Statistics from the German Medical Association as of the 2016 cut-off date provide information on the countries of origin of foreign doctors in Germany, their fields of activity and the changes compared to the previous year. Most European doctors in Germany come from Romania. The largest increase in the number of foreign doctors came from Syria.

According to statistics from the German Medical Association, the majority of physicians (4,285 physicians) stated Romania as their country of origin on 31 December 2016, followed by 3,118 physicians from Greece – out of a total of 23,856 physicians in the European Union. The fewest – 7 doctors – came from the small member state Malta. Of the other 8,200 physicians from the rest of Europe, the majority – 2,075 physicians – came from the Russian Federation, 1,336 from the Ukraine, 1,052 from Turkey, 256 from Switzerland and 94 from Norway.

While a total of 32,056 physicians stated Europe (without Germany) as their country of origin, most of them came from Asia (9,972 physicians), another 2,987 from Africa, 404 from North America, 286 from Central America, 768 from South America, 35 from Australia and Oceania. 213 doctors stated other countries of origin. The highest change compared to the previous year was achieved in Asia, with an increase of 19.1 %.

Of the Asian countries of origin, most of the doctors (2,895) came from Syria and the Arab Republic, an increase of 34.7 % over the previous year. They were followed by 1,354 from Iran and the Islamic Republic with an increase of 4.6 %. 300 doctors came from Israel (9.5 %). However, the highest change was in India, the country of origin, with 38.7 % compared to the previous year.  1,090 doctors from Asia do not practice medicine. Of the 8,882 working physicians, 7,398 work in hospitals, 817 are outpatients; 667 exercise other medical activities.

Overall, the number of foreign doctors from all continents increased. Compared to the previous year, only the number of doctors from Denmark fell by 6.2% to 61 and the number of doctors from Ethiopia by 8.8% to 31. A further decline was recorded in the number of foreign doctors from other countries, with 213 doctors and a minus of 7.8%. However, it is unclear here whether this actually represents a minus from these countries or whether the change is ultimately based on a concrete allocation to other countries.

Source: Statistics of the German Medical Association 31.12.2016, Table 10 (PDF)

The statistics are limited to the medical profession. It does not include the number of ongoing and rejected licensing procedures, nor does it include information on the recognition of equivalence and the number of knowledge tests.

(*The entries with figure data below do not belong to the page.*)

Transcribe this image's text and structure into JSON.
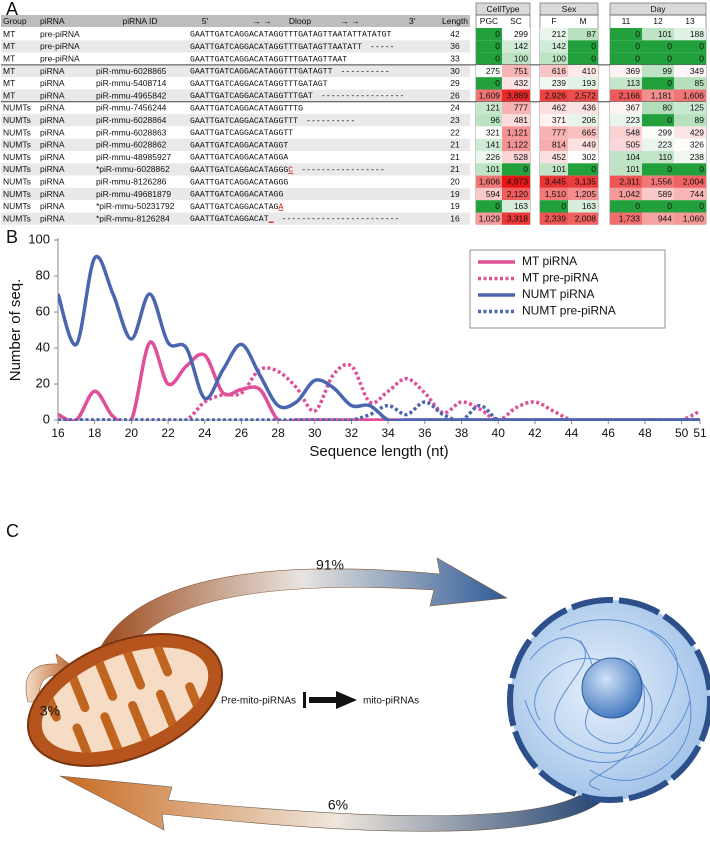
{
  "panel_labels": [
    "A",
    "B",
    "C"
  ],
  "table": {
    "headers": [
      "Group",
      "piRNA",
      "piRNA ID",
      "Length"
    ],
    "seq_header": [
      "5'",
      "→ →",
      "Dloop",
      "→ →",
      "3'"
    ],
    "group_headers": [
      {
        "label": "CellType",
        "columns": [
          "PGC",
          "SC"
        ]
      },
      {
        "label": "Sex",
        "columns": [
          "F",
          "M"
        ]
      },
      {
        "label": "Day",
        "columns": [
          "11",
          "12",
          "13"
        ]
      }
    ],
    "rows": [
      {
        "group": "MT",
        "type": "pre-piRNA",
        "seq": "GAATTGATCAGGACATAGGTTTGATAGTTAATATTATATGT",
        "length": "42",
        "values": [
          "0",
          "299",
          "212",
          "87",
          "0",
          "101",
          "188"
        ]
      },
      {
        "group": "MT",
        "type": "pre-piRNA",
        "seq": "GAATTGATCAGGACATAGGTTTGATAGTTAATATT",
        "gap": "-----",
        "length": "36",
        "values": [
          "0",
          "142",
          "142",
          "0",
          "0",
          "0",
          "0"
        ]
      },
      {
        "group": "MT",
        "type": "pre-piRNA",
        "seq": "GAATTGATCAGGACATAGGTTTGATAGTTAAT",
        "length": "33",
        "values": [
          "0",
          "100",
          "100",
          "0",
          "0",
          "0",
          "0"
        ]
      },
      {
        "group": "MT",
        "type": "piRNA",
        "id": "piR-mmu-6028865",
        "seq": "GAATTGATCAGGACATAGGTTTGATAGTT",
        "gap": "----------",
        "length": "30",
        "values": [
          "275",
          "751",
          "616",
          "410",
          "369",
          "99",
          "349"
        ]
      },
      {
        "group": "MT",
        "type": "piRNA",
        "id": "piR-mmu-5408714",
        "seq": "GAATTGATCAGGACATAGGTTTGATAGT",
        "length": "29",
        "values": [
          "0",
          "432",
          "239",
          "193",
          "113",
          "0",
          "85"
        ]
      },
      {
        "group": "MT",
        "type": "piRNA",
        "id": "piR-mmu-4965842",
        "seq": "GAATTGATCAGGACATAGGTTTGAT",
        "gap": "-----------------",
        "length": "26",
        "values": [
          "1,609",
          "3,889",
          "2,926",
          "2,572",
          "2,166",
          "1,181",
          "1,606"
        ]
      },
      {
        "group": "NUMTs",
        "type": "piRNA",
        "id": "piR-mmu-7456244",
        "seq": "GAATTGATCAGGACATAGGTTTG",
        "length": "24",
        "values": [
          "121",
          "777",
          "462",
          "436",
          "367",
          "80",
          "125"
        ]
      },
      {
        "group": "NUMTs",
        "type": "piRNA",
        "id": "piR-mmu-6028864",
        "seq": "GAATTGATCAGGACATAGGTTT",
        "gap": "----------",
        "length": "23",
        "values": [
          "96",
          "481",
          "371",
          "206",
          "223",
          "0",
          "89"
        ]
      },
      {
        "group": "NUMTs",
        "type": "piRNA",
        "id": "piR-mmu-6028863",
        "seq": "GAATTGATCAGGACATAGGTT",
        "length": "22",
        "values": [
          "321",
          "1,121",
          "777",
          "665",
          "548",
          "299",
          "429"
        ]
      },
      {
        "group": "NUMTs",
        "type": "piRNA",
        "id": "piR-mmu-6028862",
        "seq": "GAATTGATCAGGACATAGGT",
        "length": "21",
        "values": [
          "141",
          "1,122",
          "814",
          "449",
          "505",
          "223",
          "326"
        ]
      },
      {
        "group": "NUMTs",
        "type": "piRNA",
        "id": "piR-mmu-48985927",
        "seq": "GAATTGATCAGGACATAGGA",
        "length": "21",
        "values": [
          "226",
          "528",
          "452",
          "302",
          "104",
          "110",
          "238"
        ]
      },
      {
        "group": "NUMTs",
        "type": "piRNA",
        "id": "*piR-mmu-6028862",
        "seq": "GAATTGATCAGGACATAGGG",
        "mut": "C",
        "gap": "-----------------",
        "length": "21",
        "values": [
          "101",
          "0",
          "101",
          "0",
          "101",
          "0",
          "0"
        ]
      },
      {
        "group": "NUMTs",
        "type": "piRNA",
        "id": "piR-mmu-8126286",
        "seq": "GAATTGATCAGGACATAGGG",
        "length": "20",
        "values": [
          "1,606",
          "4,973",
          "3,445",
          "3,135",
          "2,311",
          "1,556",
          "2,004"
        ]
      },
      {
        "group": "NUMTs",
        "type": "piRNA",
        "id": "piR-mmu-49681879",
        "seq": "GAATTGATCAGGACATAGG",
        "length": "19",
        "values": [
          "594",
          "2,120",
          "1,510",
          "1,205",
          "1,042",
          "589",
          "744"
        ]
      },
      {
        "group": "NUMTs",
        "type": "piRNA",
        "id": "*piR-mmu-50231792",
        "seq": "GAATTGATCAGGACATAG",
        "mut": "A",
        "length": "19",
        "values": [
          "0",
          "163",
          "0",
          "163",
          "0",
          "0",
          "0"
        ]
      },
      {
        "group": "NUMTs",
        "type": "piRNA",
        "id": "*piR-mmu-8126284",
        "seq": "GAATTGATCAGGACAT",
        "mut": "_",
        "gap": "------------------------",
        "length": "16",
        "values": [
          "1,029",
          "3,318",
          "2,339",
          "2,008",
          "1,733",
          "944",
          "1,060"
        ]
      }
    ]
  },
  "chart_data": {
    "type": "line",
    "xlabel": "Sequence length (nt)",
    "ylabel": "Number of seq.",
    "x": [
      16,
      17,
      18,
      19,
      20,
      21,
      22,
      23,
      24,
      25,
      26,
      27,
      28,
      29,
      30,
      31,
      32,
      33,
      34,
      35,
      36,
      37,
      38,
      39,
      40,
      41,
      42,
      43,
      44,
      45,
      46,
      47,
      48,
      49,
      50,
      51
    ],
    "xlim": [
      16,
      51
    ],
    "ylim": [
      0,
      100
    ],
    "xticks": [
      16,
      18,
      20,
      22,
      24,
      26,
      28,
      30,
      32,
      34,
      36,
      38,
      40,
      42,
      44,
      46,
      48,
      50,
      51
    ],
    "yticks": [
      0,
      20,
      40,
      60,
      80,
      100
    ],
    "legend": "upper right",
    "series": [
      {
        "name": "MT piRNA",
        "color": "#e0509a",
        "style": "solid",
        "values": [
          3,
          0,
          16,
          2,
          0,
          43,
          20,
          30,
          36,
          15,
          17,
          17,
          0,
          0,
          0,
          0,
          0,
          0,
          0,
          0,
          0,
          0,
          0,
          0,
          0,
          0,
          0,
          0,
          0,
          0,
          0,
          0,
          0,
          0,
          0,
          0
        ]
      },
      {
        "name": "MT pre-piRNA",
        "color": "#e0509a",
        "style": "dotted",
        "values": [
          0,
          0,
          0,
          0,
          0,
          0,
          0,
          0,
          10,
          14,
          15,
          28,
          27,
          18,
          5,
          25,
          30,
          10,
          16,
          23,
          15,
          4,
          10,
          6,
          0,
          7,
          10,
          5,
          0,
          0,
          0,
          0,
          0,
          0,
          0,
          5
        ]
      },
      {
        "name": "NUMT piRNA",
        "color": "#4a66b0",
        "style": "solid",
        "values": [
          70,
          42,
          90,
          70,
          45,
          70,
          43,
          40,
          12,
          28,
          42,
          25,
          8,
          10,
          22,
          18,
          8,
          8,
          0,
          0,
          0,
          0,
          0,
          0,
          0,
          0,
          0,
          0,
          0,
          0,
          0,
          0,
          0,
          0,
          0,
          0
        ]
      },
      {
        "name": "NUMT pre-piRNA",
        "color": "#4a66b0",
        "style": "dotted",
        "values": [
          0,
          0,
          0,
          0,
          0,
          0,
          0,
          0,
          0,
          0,
          0,
          0,
          0,
          0,
          0,
          0,
          0,
          3,
          8,
          3,
          10,
          3,
          0,
          8,
          0,
          0,
          0,
          0,
          0,
          0,
          0,
          0,
          0,
          0,
          0,
          0
        ]
      }
    ]
  },
  "diagram": {
    "to_nucleus": "91%",
    "self": "3%",
    "from_nucleus": "6%",
    "source": "Pre-mito-piRNAs",
    "product": "mito-piRNAs"
  }
}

Recognition of physicians in Germany

The requirements for the licence to practice medicine are demanding and complex. The easiest way for physicians from member states of the European Union to obtain a license to practice medicine is in Germany. However, doctors from so-called third countries – i.e. countries outside the EU and the EEA – can also obtain a medical license if the training is equivalent or if the applicants successfully pass an examination.

Due to a change in administrative practice, most authorities require doctors to have at least a B2 language level and specialist language skills at C1 level. It is based on the specifications of the Conference of Health Ministers of the Länder and has now been largely implemented.

The assessment of equivalence is also currently essentially carried out centrally by the Central Expert Opinion Centre for Health Professions (GfG) in Bonn.

Gap in medical care

As the Medical Association also notes, the gap between treatment capacities and treatment needs is widening. The growing number of physicians should not be allowed to hide the fact that the demand for treatment is also increasing. In short, despite the increasing number of doctors, the shortage of doctors is also growing in some places.

Can foreign doctors help to close this gap? In part, yes. However, difficulties in obtaining the German licence to practise as a doctor, the medical licence, still exist in the examination of the equivalence of medical training, in preparing and passing the knowledge test and sufficient language skills in the context of the specialist language test. Furthermore, some licensing authorities have difficulties in processing the mass of applications.

Lawyer for license to practice medicine

In case of problems with the license to practice and in the recognition procedure, lawyers provide support in the licensing law. This can also be done by medical law specialists. They offer legal support and advice on licensing, recognition and equivalence or knowledge testing.

More on the requirements for medical licensing in Germany and further information on advice on licensing law.